Auch Opel-Aufsichtsratschef Carl-Peter Forster rechnet mit massiven Einschnitten bei der Sanierung des deutschen Autobauers. "Wir hatten einen guten Sanierungsplan ausgehandelt, der auf dem Tisch lag und fertig war", sagte Forster der "Bild"-Zeitung. "Jetzt besteht die Gefahr, dass die vernünftige Verteilung der Lasten wieder aufgeschnürt wird und alles von vorne beginnt. Sicher ist: Es wird auch bei dieser Lösung massive Einschnitte geben."
 
Die Entscheidung der US-Konzernmutter, Opel doch zu behalten, habe ihn überrascht, sagte Forster der Zeitung: "Wir haben mit dieser Entscheidung nicht gerechnet." Schnellstens müssten daher mit GM Verhandlungen aufgenommen werden, um offene Fragen zu klären.

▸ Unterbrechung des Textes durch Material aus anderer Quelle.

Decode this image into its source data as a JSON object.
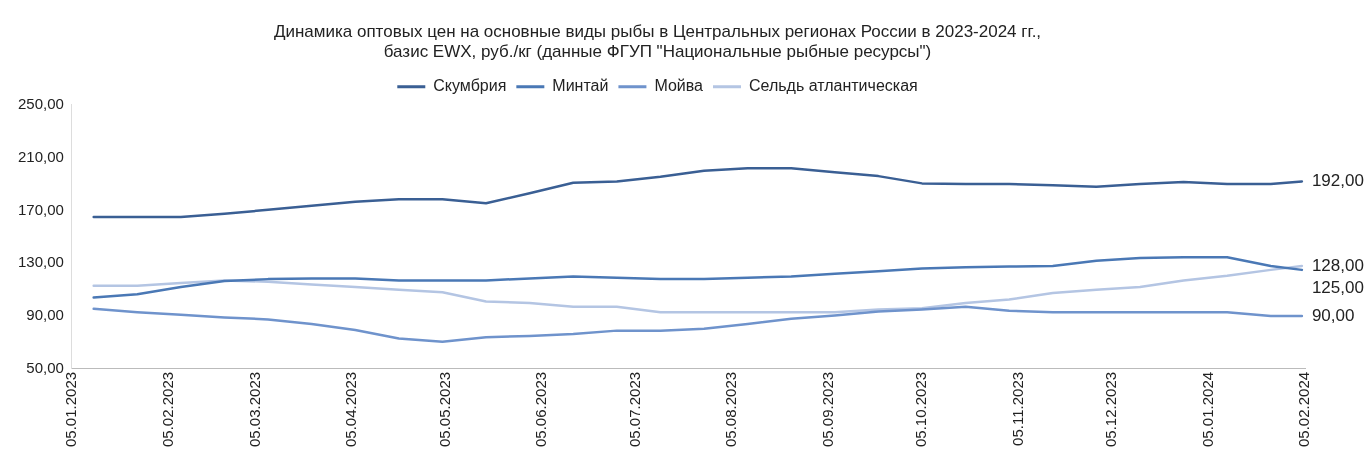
{
  "chart_data": {
    "type": "line",
    "title": "Динамика оптовых цен на основные виды рыбы в Центральных регионах России в 2023-2024 гг.,\nбазис EWX, руб./кг (данные ФГУП \"Национальные рыбные ресурсы\")",
    "x": [
      "2023-01-12",
      "2023-01-26",
      "2023-02-09",
      "2023-02-23",
      "2023-03-09",
      "2023-03-23",
      "2023-04-06",
      "2023-04-20",
      "2023-05-04",
      "2023-05-18",
      "2023-06-01",
      "2023-06-15",
      "2023-06-29",
      "2023-07-13",
      "2023-07-27",
      "2023-08-10",
      "2023-08-24",
      "2023-09-07",
      "2023-09-21",
      "2023-10-05",
      "2023-10-19",
      "2023-11-02",
      "2023-11-16",
      "2023-11-30",
      "2023-12-14",
      "2023-12-28",
      "2024-01-11",
      "2024-01-25",
      "2024-02-04"
    ],
    "series": [
      {
        "name": "Скумбрия",
        "color": "#3a5f94",
        "values": [
          165,
          165,
          165,
          167.5,
          170.5,
          173.5,
          176.5,
          178.5,
          178.5,
          175.5,
          183,
          191,
          192,
          195.5,
          200,
          202,
          202,
          199,
          196,
          190.5,
          190,
          190,
          189,
          188,
          190,
          191.5,
          190,
          190,
          192
        ],
        "value_labels": [
          null,
          null,
          null,
          null,
          null,
          null,
          null,
          null,
          null,
          null,
          null,
          null,
          null,
          null,
          null,
          null,
          null,
          null,
          null,
          null,
          null,
          null,
          null,
          null,
          null,
          null,
          null,
          null,
          "192,00"
        ]
      },
      {
        "name": "Минтай",
        "color": "#4a78b5",
        "values": [
          104,
          106.5,
          112,
          116.5,
          118,
          118.5,
          118.5,
          117,
          117,
          117,
          118.5,
          120,
          119,
          118,
          118,
          119,
          120,
          122,
          124,
          126,
          127,
          127.5,
          128,
          132,
          134,
          134.5,
          134.5,
          128,
          125
        ],
        "value_labels": [
          null,
          null,
          null,
          null,
          null,
          null,
          null,
          null,
          null,
          null,
          null,
          null,
          null,
          null,
          null,
          null,
          null,
          null,
          null,
          null,
          null,
          null,
          null,
          null,
          null,
          null,
          null,
          null,
          "125,00"
        ]
      },
      {
        "name": "Мойва",
        "color": "#6f93cc",
        "values": [
          95.5,
          93,
          91,
          89,
          87.5,
          84,
          79.5,
          73,
          70.5,
          74,
          75,
          76.5,
          79,
          79,
          80.5,
          84,
          88,
          90.5,
          93.5,
          95,
          97,
          94,
          93,
          93,
          93,
          93,
          93,
          90,
          90
        ],
        "value_labels": [
          null,
          null,
          null,
          null,
          null,
          null,
          null,
          null,
          null,
          null,
          null,
          null,
          null,
          null,
          null,
          null,
          null,
          null,
          null,
          null,
          null,
          null,
          null,
          null,
          null,
          null,
          null,
          null,
          "90,00"
        ]
      },
      {
        "name": "Сельдь атлантическая",
        "color": "#b4c5e3",
        "values": [
          113,
          113,
          115,
          117,
          116,
          114,
          112,
          110,
          108,
          101,
          100,
          97,
          97,
          93,
          93,
          93,
          93,
          93,
          95,
          96,
          100,
          102.5,
          107.5,
          110,
          112,
          117,
          120.5,
          125,
          128
        ],
        "value_labels": [
          null,
          null,
          null,
          null,
          null,
          null,
          null,
          null,
          null,
          null,
          null,
          null,
          null,
          null,
          null,
          null,
          null,
          null,
          null,
          null,
          null,
          null,
          null,
          null,
          null,
          null,
          null,
          null,
          "128,00"
        ]
      }
    ],
    "xlim": [
      "2023-01-05",
      "2024-02-05"
    ],
    "xticks": [
      {
        "value": "2023-01-05",
        "label": "05.01.2023"
      },
      {
        "value": "2023-02-05",
        "label": "05.02.2023"
      },
      {
        "value": "2023-03-05",
        "label": "05.03.2023"
      },
      {
        "value": "2023-04-05",
        "label": "05.04.2023"
      },
      {
        "value": "2023-05-05",
        "label": "05.05.2023"
      },
      {
        "value": "2023-06-05",
        "label": "05.06.2023"
      },
      {
        "value": "2023-07-05",
        "label": "05.07.2023"
      },
      {
        "value": "2023-08-05",
        "label": "05.08.2023"
      },
      {
        "value": "2023-09-05",
        "label": "05.09.2023"
      },
      {
        "value": "2023-10-05",
        "label": "05.10.2023"
      },
      {
        "value": "2023-11-05",
        "label": "05.11.2023"
      },
      {
        "value": "2023-12-05",
        "label": "05.12.2023"
      },
      {
        "value": "2024-01-05",
        "label": "05.01.2024"
      },
      {
        "value": "2024-02-05",
        "label": "05.02.2024"
      }
    ],
    "ylim": [
      50,
      250
    ],
    "yticks": [
      {
        "value": 50,
        "label": "50,00"
      },
      {
        "value": 90,
        "label": "90,00"
      },
      {
        "value": 130,
        "label": "130,00"
      },
      {
        "value": 170,
        "label": "170,00"
      },
      {
        "value": 210,
        "label": "210,00"
      },
      {
        "value": 250,
        "label": "250,00"
      }
    ],
    "grid": false,
    "legend": "top",
    "marker": "none",
    "line_style": "solid"
  }
}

Dies werde einige Zeit dauern.
 
Zu seiner Zukunft bei Opel äußerte er sich zurückhaltend: Es sei kein Geheimnis, dass er einen Verkauf an den österreichisch- kanadischen Zulieferer Magna für gut gehalten habe. "Ich werde in Ruhe nachdenken."

Polen reagiert positiv

Die polnische Regierung hat auf die Entscheidung des Opel-Mutterkonzerns General Motors (GM), den deutschen Autobauer doch zu behalten, positiv reagiert. Die Zukunft für den polnischen Opel-Standort Gleiwitz (Gliwice) sehe nun "wesentlich besser" aus, sagte der stellvertretende Ministerpräsident und Wirtschaftsminister Waldemar Pawlak am Mittwoch. Die Amerikaner seien pragmatischer eingestellt und schätzten die Wirtschaftlichkeit der Firma, sagte Pawlak der polnischen Nachrichtenagentur PAP. Die Fabrik im oberschlesischen Gleiwitz gehört zu den modernsten Opel-Standorten. Im November soll dort die Produktion des neuen Opel Astra (Fahrbericht) starten.